Design Lab students have their day in court
Cleveland Metropolitan School Distict’s Design Lab students had a day in court this winter when their social studies teacher Anthony Simeone took them to the Carl B. Stokes U.S. Courthouse.
On the field trip, the sophomores toured the judge’s chambers and observed the legal system in action. They witnessed Federal Judge Dan Polster sentence two criminals, preside over a naturalization ceremony and discuss First Amendment rights’ court cases with Common Pleas Judge Holly Gallagher and Attorney Jim Satola.

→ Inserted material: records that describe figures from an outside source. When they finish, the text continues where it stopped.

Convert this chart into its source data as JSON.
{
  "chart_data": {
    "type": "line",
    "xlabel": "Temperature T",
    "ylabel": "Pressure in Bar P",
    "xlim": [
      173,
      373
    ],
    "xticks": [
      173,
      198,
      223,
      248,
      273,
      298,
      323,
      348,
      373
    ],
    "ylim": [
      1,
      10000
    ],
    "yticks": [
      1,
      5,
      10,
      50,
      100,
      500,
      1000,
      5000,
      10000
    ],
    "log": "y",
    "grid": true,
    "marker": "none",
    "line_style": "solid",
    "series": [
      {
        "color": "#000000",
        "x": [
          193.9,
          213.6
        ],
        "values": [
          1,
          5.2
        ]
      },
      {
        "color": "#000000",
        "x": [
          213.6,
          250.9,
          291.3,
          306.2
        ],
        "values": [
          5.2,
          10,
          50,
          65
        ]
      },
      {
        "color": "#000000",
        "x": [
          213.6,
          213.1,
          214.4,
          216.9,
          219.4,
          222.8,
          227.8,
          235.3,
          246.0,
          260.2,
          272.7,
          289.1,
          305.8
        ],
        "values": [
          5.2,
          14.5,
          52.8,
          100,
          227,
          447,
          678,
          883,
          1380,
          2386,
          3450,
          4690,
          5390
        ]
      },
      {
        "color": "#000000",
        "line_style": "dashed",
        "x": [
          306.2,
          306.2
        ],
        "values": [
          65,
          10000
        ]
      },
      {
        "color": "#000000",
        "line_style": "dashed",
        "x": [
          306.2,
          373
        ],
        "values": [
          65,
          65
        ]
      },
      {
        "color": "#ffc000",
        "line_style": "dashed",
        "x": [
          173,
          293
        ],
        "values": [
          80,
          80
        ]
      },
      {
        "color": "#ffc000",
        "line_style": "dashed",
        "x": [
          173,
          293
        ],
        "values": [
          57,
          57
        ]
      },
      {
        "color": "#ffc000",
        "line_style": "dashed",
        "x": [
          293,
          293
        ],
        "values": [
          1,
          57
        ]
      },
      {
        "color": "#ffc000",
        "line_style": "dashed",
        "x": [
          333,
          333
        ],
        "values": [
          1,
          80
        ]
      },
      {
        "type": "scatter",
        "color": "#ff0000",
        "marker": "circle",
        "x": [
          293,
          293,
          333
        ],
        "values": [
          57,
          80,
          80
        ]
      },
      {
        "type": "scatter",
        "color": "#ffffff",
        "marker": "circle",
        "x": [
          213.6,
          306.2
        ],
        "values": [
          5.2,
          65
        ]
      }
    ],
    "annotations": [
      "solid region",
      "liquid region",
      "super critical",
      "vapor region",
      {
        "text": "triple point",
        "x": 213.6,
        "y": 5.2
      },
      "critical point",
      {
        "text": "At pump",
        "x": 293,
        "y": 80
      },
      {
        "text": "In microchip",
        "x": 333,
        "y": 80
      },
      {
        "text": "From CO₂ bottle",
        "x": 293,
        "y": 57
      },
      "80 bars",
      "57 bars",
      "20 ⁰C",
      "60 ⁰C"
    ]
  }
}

The field trip was part of the Cleveland Metropolitan Bar Association’s 3Rs Program, which addresses “Rights, Responsibilities and Realities.” Using a real-world curriculum focused on the U.S. Constitution, the 3Rs calls upon volunteers in the legal profession to work with 10th-grade social studies classes. The goal is to improve understanding of the law and U.S. Constitution, provide career counseling to focus students on their potential beyond high school and improve the number of minorities entering legal careers.
This is the fifth time Simeone has organized a field trip to Judge Polster's courtroom. “Each group of students I’ve taken always leaves the courthouse wanting more. Judge Polster graciously allows them a firsthand look into the life of a federal judge, taking the kids from the moving moments during a naturalization ceremony through the difficult decisions he makes when it comes to sentencing an individual. It really is an emotional journey that the kids go on, all in the span of a few hours.”
Simeone is planning a sixth trip for a group of 10th-graders and some upperclassmen on Jan. 27 to Judge Gallagher’s Court of Common Pleas courtroom. Trips like these, he said, help his students gain respect for legal professionals and the court system.
“The 3Rs Program highlights some of the key amendments in the Bill of Rights that directly influence our actions on a daily basis. A trip like this allows the students to see theory put into practice,” he said. “It allows them to see how poor decisions early in life can come back to haunt them later.”
Simeone hopes the trip is as much of an eye-opener for his students as it is for him. “Since I’ve been doing these field trips, it seems as if every defendant who is convicted didn’t finish high school, turned to drugs and other vices at an early age and had a series of mistakes that put him or her in the hands of the court system early on.”